Fawzi et al. study robustness in the transition from random samples to semi-random and adversarial samples. Specifically they present bounds relating the norm of an adversarial perturbation to the norm of random perturbations – for the exact form I refer to the paper. Personally, I find the definition of semi-random noise most interesting, as it allows to get an intuition for distinguishing random noise from adversarial examples. As in related literature, adversarial examples are defined as

$r_S(x_0) = \arg\min_{x_0 \in S} \|r\|_2$ s.t. $f(x_0 + r) \neq f(x_0)$

where $f$ is the classifier to attack and $S$ the set of allowed perturbations (e.g. requiring that the perturbed samples are still images).
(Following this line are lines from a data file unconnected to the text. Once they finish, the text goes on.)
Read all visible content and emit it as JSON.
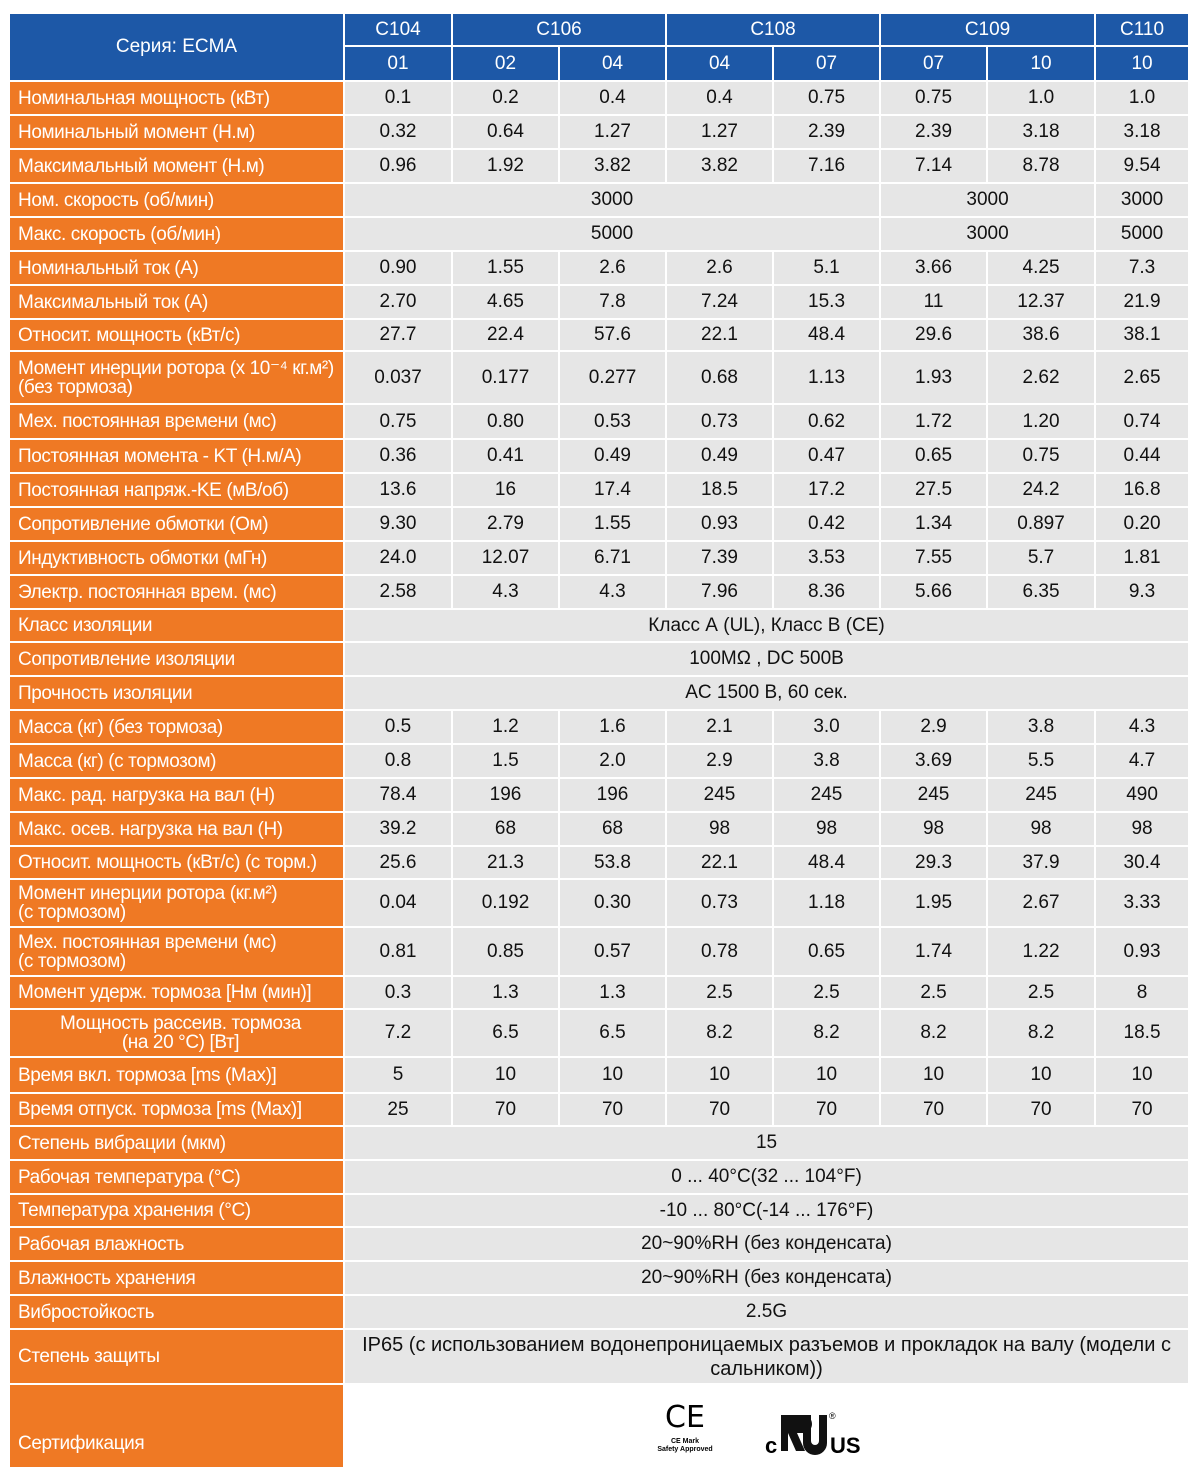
{
  "header": {
    "series_label": "Серия: ECMA",
    "models": [
      {
        "series": "C104",
        "codes": [
          "01"
        ]
      },
      {
        "series": "C106",
        "codes": [
          "02",
          "04"
        ]
      },
      {
        "series": "C108",
        "codes": [
          "04",
          "07"
        ]
      },
      {
        "series": "C109",
        "codes": [
          "07",
          "10"
        ]
      },
      {
        "series": "C110",
        "codes": [
          "10"
        ]
      }
    ]
  },
  "rows": [
    {
      "label": [
        "Номинальная мощность (кВт)"
      ],
      "values": [
        "0.1",
        "0.2",
        "0.4",
        "0.4",
        "0.75",
        "0.75",
        "1.0",
        "1.0"
      ]
    },
    {
      "label": [
        "Номинальный момент (Н.м)"
      ],
      "values": [
        "0.32",
        "0.64",
        "1.27",
        "1.27",
        "2.39",
        "2.39",
        "3.18",
        "3.18"
      ]
    },
    {
      "label": [
        "Максимальный момент (Н.м)"
      ],
      "values": [
        "0.96",
        "1.92",
        "3.82",
        "3.82",
        "7.16",
        "7.14",
        "8.78",
        "9.54"
      ]
    },
    {
      "label": [
        "Ном. скорость (об/мин)"
      ],
      "values": [
        "3000",
        "3000",
        "3000"
      ]
    },
    {
      "label": [
        "Макс. скорость (об/мин)"
      ],
      "values": [
        "5000",
        "3000",
        "5000"
      ]
    },
    {
      "label": [
        "Номинальный ток (А)"
      ],
      "values": [
        "0.90",
        "1.55",
        "2.6",
        "2.6",
        "5.1",
        "3.66",
        "4.25",
        "7.3"
      ]
    },
    {
      "label": [
        "Максимальный ток (А)"
      ],
      "values": [
        "2.70",
        "4.65",
        "7.8",
        "7.24",
        "15.3",
        "11",
        "12.37",
        "21.9"
      ]
    },
    {
      "label": [
        "Относит. мощность (кВт/с)"
      ],
      "values": [
        "27.7",
        "22.4",
        "57.6",
        "22.1",
        "48.4",
        "29.6",
        "38.6",
        "38.1"
      ]
    },
    {
      "label": [
        "Момент инерции ротора (x 10⁻⁴ кг.м²)",
        "(без тормоза)"
      ],
      "values": [
        "0.037",
        "0.177",
        "0.277",
        "0.68",
        "1.13",
        "1.93",
        "2.62",
        "2.65"
      ]
    },
    {
      "label": [
        "Мех. постоянная времени (мс)"
      ],
      "values": [
        "0.75",
        "0.80",
        "0.53",
        "0.73",
        "0.62",
        "1.72",
        "1.20",
        "0.74"
      ]
    },
    {
      "label": [
        "Постоянная момента - KT (Н.м/А)"
      ],
      "values": [
        "0.36",
        "0.41",
        "0.49",
        "0.49",
        "0.47",
        "0.65",
        "0.75",
        "0.44"
      ]
    },
    {
      "label": [
        "Постоянная напряж.-KE (мВ/об)"
      ],
      "values": [
        "13.6",
        "16",
        "17.4",
        "18.5",
        "17.2",
        "27.5",
        "24.2",
        "16.8"
      ]
    },
    {
      "label": [
        "Сопротивление обмотки (Ом)"
      ],
      "values": [
        "9.30",
        "2.79",
        "1.55",
        "0.93",
        "0.42",
        "1.34",
        "0.897",
        "0.20"
      ]
    },
    {
      "label": [
        "Индуктивность обмотки (мГн)"
      ],
      "values": [
        "24.0",
        "12.07",
        "6.71",
        "7.39",
        "3.53",
        "7.55",
        "5.7",
        "1.81"
      ]
    },
    {
      "label": [
        "Электр. постоянная врем. (мс)"
      ],
      "values": [
        "2.58",
        "4.3",
        "4.3",
        "7.96",
        "8.36",
        "5.66",
        "6.35",
        "9.3"
      ]
    },
    {
      "label": [
        "Класс изоляции"
      ],
      "values": [
        "Класс А (UL), Класс В (CE)"
      ]
    },
    {
      "label": [
        "Сопротивление изоляции"
      ],
      "values": [
        "100MΩ , DC 500В"
      ]
    },
    {
      "label": [
        "Прочность изоляции"
      ],
      "values": [
        "AC 1500 В, 60 сек."
      ]
    },
    {
      "label": [
        "Масса (кг) (без тормоза)"
      ],
      "values": [
        "0.5",
        "1.2",
        "1.6",
        "2.1",
        "3.0",
        "2.9",
        "3.8",
        "4.3"
      ]
    },
    {
      "label": [
        "Масса (кг) (с тормозом)"
      ],
      "values": [
        "0.8",
        "1.5",
        "2.0",
        "2.9",
        "3.8",
        "3.69",
        "5.5",
        "4.7"
      ]
    },
    {
      "label": [
        "Макс. рад. нагрузка на вал (Н)"
      ],
      "values": [
        "78.4",
        "196",
        "196",
        "245",
        "245",
        "245",
        "245",
        "490"
      ]
    },
    {
      "label": [
        "Макс. осев. нагрузка на вал (Н)"
      ],
      "values": [
        "39.2",
        "68",
        "68",
        "98",
        "98",
        "98",
        "98",
        "98"
      ]
    },
    {
      "label": [
        "Относит. мощность (кВт/с) (с торм.)"
      ],
      "values": [
        "25.6",
        "21.3",
        "53.8",
        "22.1",
        "48.4",
        "29.3",
        "37.9",
        "30.4"
      ]
    },
    {
      "label": [
        "Момент инерции ротора (кг.м²)",
        "(с тормозом)"
      ],
      "values": [
        "0.04",
        "0.192",
        "0.30",
        "0.73",
        "1.18",
        "1.95",
        "2.67",
        "3.33"
      ]
    },
    {
      "label": [
        "Мех. постоянная времени (мс)",
        "(с тормозом)"
      ],
      "values": [
        "0.81",
        "0.85",
        "0.57",
        "0.78",
        "0.65",
        "1.74",
        "1.22",
        "0.93"
      ]
    },
    {
      "label": [
        "Момент удерж. тормоза [Нм (мин)]"
      ],
      "values": [
        "0.3",
        "1.3",
        "1.3",
        "2.5",
        "2.5",
        "2.5",
        "2.5",
        "8"
      ]
    },
    {
      "label": [
        "Мощность рассеив. тормоза",
        "(на 20 °C) [Вт]"
      ],
      "values": [
        "7.2",
        "6.5",
        "6.5",
        "8.2",
        "8.2",
        "8.2",
        "8.2",
        "18.5"
      ]
    },
    {
      "label": [
        "Время вкл. тормоза [ms (Max)]"
      ],
      "values": [
        "5",
        "10",
        "10",
        "10",
        "10",
        "10",
        "10",
        "10"
      ]
    },
    {
      "label": [
        "Время отпуск. тормоза [ms (Max)]"
      ],
      "values": [
        "25",
        "70",
        "70",
        "70",
        "70",
        "70",
        "70",
        "70"
      ]
    },
    {
      "label": [
        "Степень вибрации (мкм)"
      ],
      "values": [
        "15"
      ]
    },
    {
      "label": [
        "Рабочая температура (°C)"
      ],
      "values": [
        "0 ... 40°C(32 ... 104°F)"
      ]
    },
    {
      "label": [
        "Температура хранения (°C)"
      ],
      "values": [
        "-10 ... 80°C(-14 ... 176°F)"
      ]
    },
    {
      "label": [
        "Рабочая влажность"
      ],
      "values": [
        "20~90%RH (без конденсата)"
      ]
    },
    {
      "label": [
        "Влажность хранения"
      ],
      "values": [
        "20~90%RH (без конденсата)"
      ]
    },
    {
      "label": [
        "Вибростойкость"
      ],
      "values": [
        "2.5G"
      ]
    },
    {
      "label": [
        "Степень защиты"
      ],
      "values": [
        "IP65 (с использованием водонепроницаемых разъемов и прокладок на валу (модели с сальником))"
      ]
    }
  ],
  "certification": {
    "label": "Сертификация",
    "ce": "CE",
    "ce_caption": [
      "CE Mark",
      "Safety Approved"
    ],
    "ul_left": "c",
    "ul_right": "US",
    "ul_reg": "®"
  }
}
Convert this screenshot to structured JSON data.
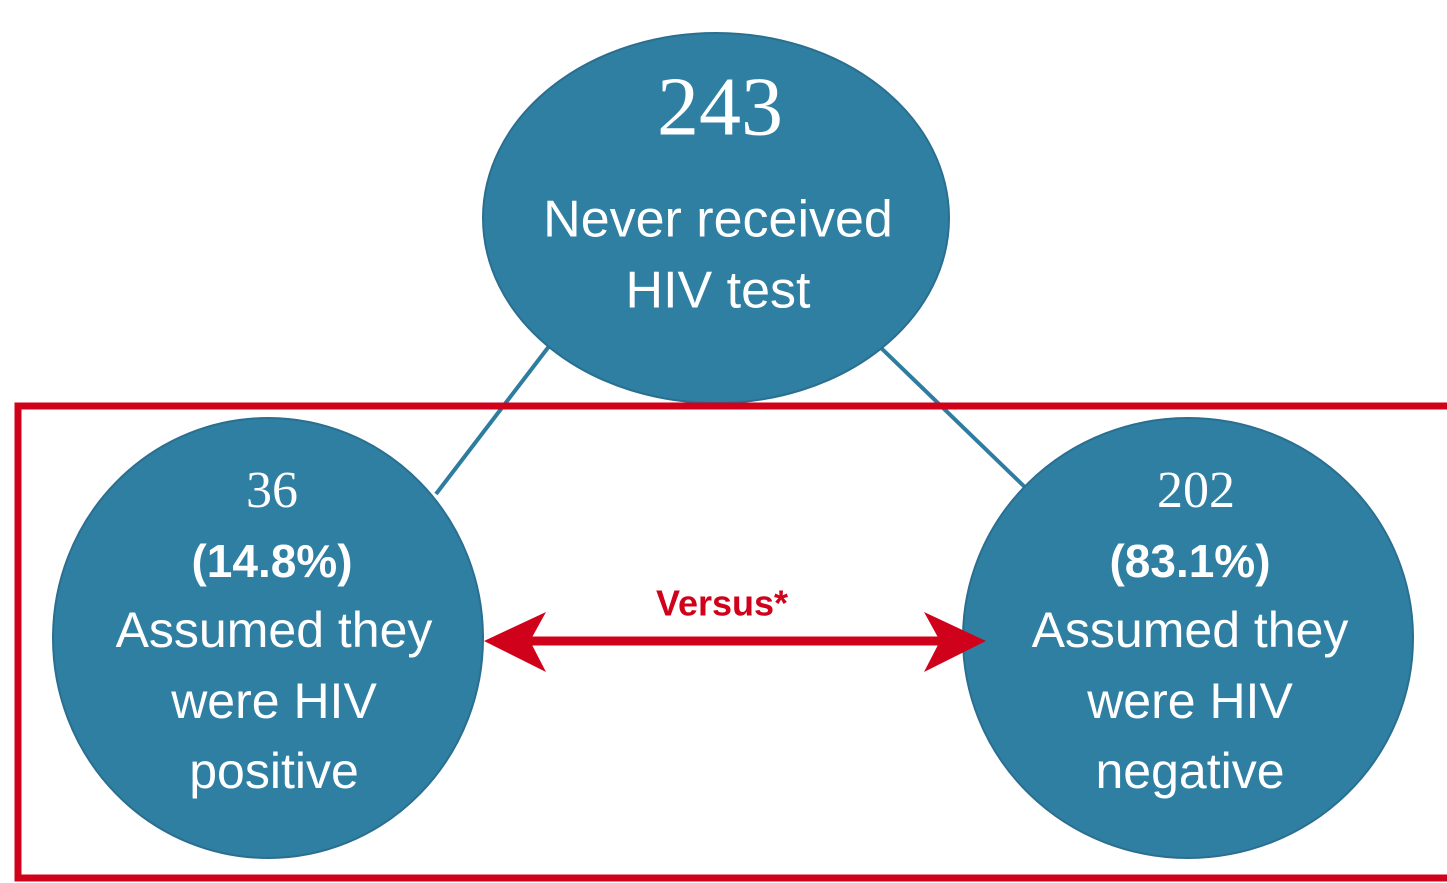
{
  "nodes": [
    {
      "count": "243",
      "label_lines": [
        "Never received",
        "HIV test"
      ]
    },
    {
      "count": "36",
      "percent": "(14.8%)",
      "label_lines": [
        "Assumed they",
        "were HIV",
        "positive"
      ]
    },
    {
      "count": "202",
      "percent": "(83.1%)",
      "label_lines": [
        "Assumed they",
        "were HIV",
        "negative"
      ]
    }
  ],
  "comparison": {
    "label": "Versus*"
  }
}
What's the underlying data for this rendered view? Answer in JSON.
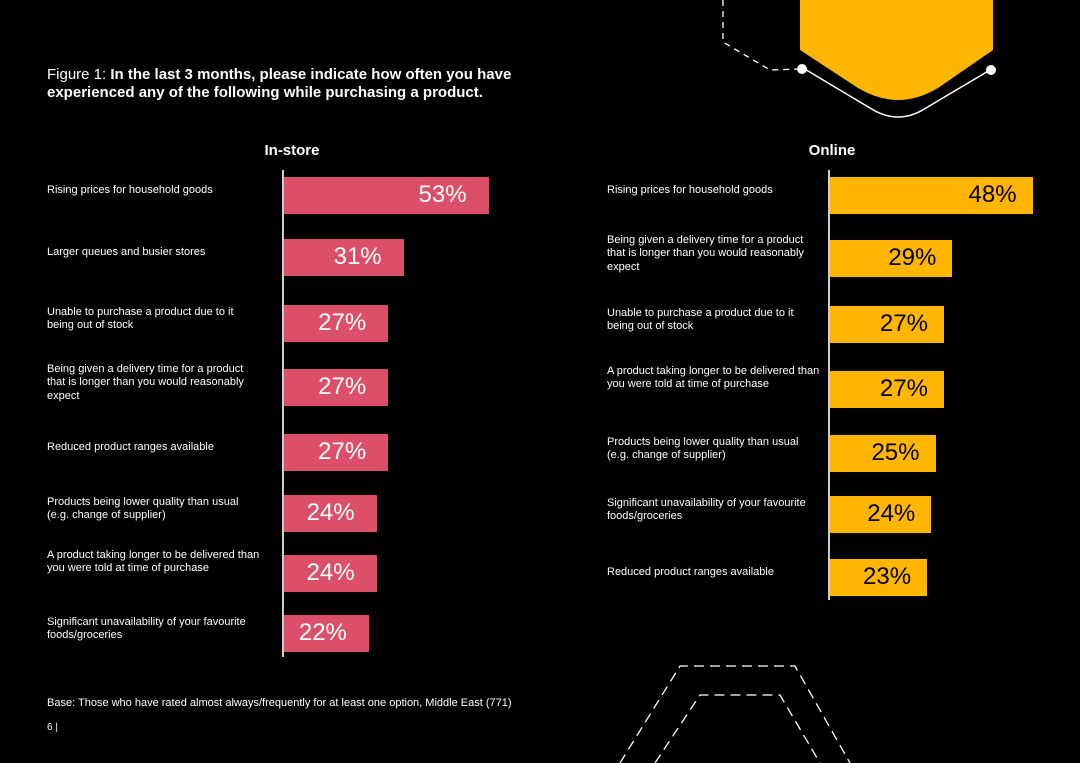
{
  "figure": {
    "prefix": "Figure 1: ",
    "question": "In the last 3 months, please indicate how often you have experienced any of the following while purchasing a product."
  },
  "chart_data": [
    {
      "type": "bar",
      "orientation": "horizontal",
      "title": "In-store",
      "unit": "%",
      "color": "#dc4f68",
      "categories": [
        "Rising prices for household goods",
        "Larger queues and busier stores",
        "Unable to purchase a product due to it being out of stock",
        "Being given a delivery time for a product that is longer than you would reasonably expect",
        "Reduced product ranges available",
        "Products being lower quality than usual (e.g. change of supplier)",
        "A product taking longer to be delivered than you were told at time of purchase",
        "Significant unavailability of your favourite foods/groceries"
      ],
      "values": [
        53,
        31,
        27,
        27,
        27,
        24,
        24,
        22
      ]
    },
    {
      "type": "bar",
      "orientation": "horizontal",
      "title": "Online",
      "unit": "%",
      "color": "#ffb600",
      "categories": [
        "Rising prices for household goods",
        "Being given a delivery time for a product that is longer than you would reasonably expect",
        "Unable to purchase a product due to it being out of stock",
        "A product taking longer to be delivered than you were told at time of purchase",
        "Products being lower quality than usual (e.g. change of supplier)",
        "Significant unavailability of your favourite foods/groceries",
        "Reduced product ranges available"
      ],
      "values": [
        48,
        29,
        27,
        27,
        25,
        24,
        23
      ]
    }
  ],
  "footer": {
    "base": "Base: Those who have rated almost always/frequently for at least one option, Middle East (771)",
    "page": "6 |"
  }
}
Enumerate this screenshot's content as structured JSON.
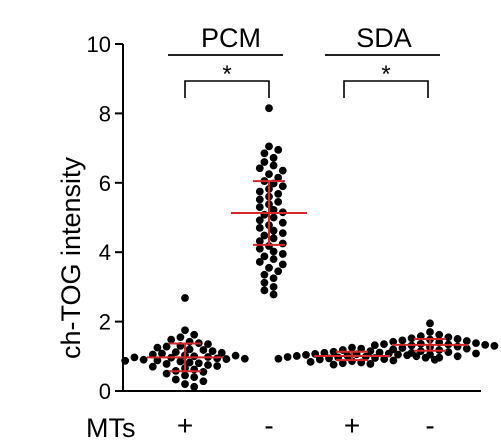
{
  "chart_data": {
    "type": "scatter",
    "subtype": "dot-plot with mean and SD",
    "ylabel": "ch-TOG  intensity",
    "ylim": [
      0,
      10
    ],
    "yticks": [
      "0",
      "2",
      "4",
      "6",
      "8",
      "10"
    ],
    "row_label": "MTs",
    "groups": [
      {
        "label": "PCM",
        "significance": "*",
        "columns": [
          0,
          1
        ]
      },
      {
        "label": "SDA",
        "significance": "*",
        "columns": [
          2,
          3
        ]
      }
    ],
    "columns": [
      {
        "mts": "+",
        "mean": 0.97,
        "sd": 0.4,
        "points": [
          2.68,
          1.75,
          1.62,
          1.55,
          1.48,
          1.42,
          1.38,
          1.35,
          1.3,
          1.28,
          1.25,
          1.2,
          1.18,
          1.15,
          1.12,
          1.1,
          1.08,
          1.05,
          1.03,
          1.0,
          0.98,
          0.96,
          0.94,
          0.92,
          0.9,
          0.88,
          0.85,
          0.82,
          0.8,
          0.78,
          0.75,
          0.72,
          0.7,
          0.66,
          0.62,
          0.58,
          0.55,
          0.5,
          0.45,
          0.4,
          0.33,
          0.28,
          0.2,
          0.12,
          1.02,
          0.97,
          0.93,
          0.87
        ]
      },
      {
        "mts": "-",
        "mean": 5.13,
        "sd": 0.92,
        "points": [
          8.15,
          7.05,
          6.95,
          6.85,
          6.72,
          6.6,
          6.5,
          6.42,
          6.35,
          6.25,
          6.15,
          6.05,
          5.98,
          5.9,
          5.82,
          5.75,
          5.68,
          5.6,
          5.52,
          5.45,
          5.38,
          5.3,
          5.22,
          5.15,
          5.08,
          5.0,
          4.92,
          4.85,
          4.78,
          4.7,
          4.62,
          4.55,
          4.48,
          4.4,
          4.32,
          4.25,
          4.18,
          4.1,
          4.02,
          3.95,
          3.88,
          3.8,
          3.72,
          3.65,
          3.55,
          3.45,
          3.35,
          3.25,
          3.12,
          3.0,
          2.9,
          2.78
        ]
      },
      {
        "mts": "+",
        "mean": 1.01,
        "sd": 0.12,
        "points": [
          1.25,
          1.22,
          1.18,
          1.15,
          1.13,
          1.11,
          1.1,
          1.08,
          1.07,
          1.06,
          1.05,
          1.04,
          1.03,
          1.02,
          1.01,
          1.0,
          0.99,
          0.98,
          0.97,
          0.96,
          0.95,
          0.94,
          0.93,
          0.92,
          0.91,
          0.9,
          0.88,
          0.86,
          0.84,
          0.82,
          0.8,
          0.78,
          0.76
        ]
      },
      {
        "mts": "-",
        "mean": 1.33,
        "sd": 0.17,
        "points": [
          1.95,
          1.7,
          1.62,
          1.58,
          1.55,
          1.52,
          1.5,
          1.48,
          1.46,
          1.44,
          1.42,
          1.4,
          1.38,
          1.36,
          1.35,
          1.34,
          1.33,
          1.32,
          1.31,
          1.3,
          1.28,
          1.26,
          1.24,
          1.22,
          1.2,
          1.18,
          1.15,
          1.12,
          1.1,
          1.08,
          1.05,
          1.0,
          0.96
        ]
      }
    ],
    "colors": {
      "points": "#000000",
      "mean_sd": "#d62728",
      "axes": "#000000"
    },
    "grid": false,
    "legend": "none"
  }
}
If $S$ is mostly unconstrained regarding the direction of $r$ in high dimensional space, Fawzi et al. consider $r$ to be an adversarial examples – intuitively, and adversary can choose $r$ arbitrarily to fool the classifier. If, however, the directions considered in $S$ are constrained to an $m$-dimensional subspace, Fawzi et al. consider $r$ to be semi-random noise. In the extreme case, if $m = 1$, $r$ is random noise. In this case, we can intuitively think of $S$ as a randomly chosen one dimensional subspace – i.e. a random direction in multi-dimensional space.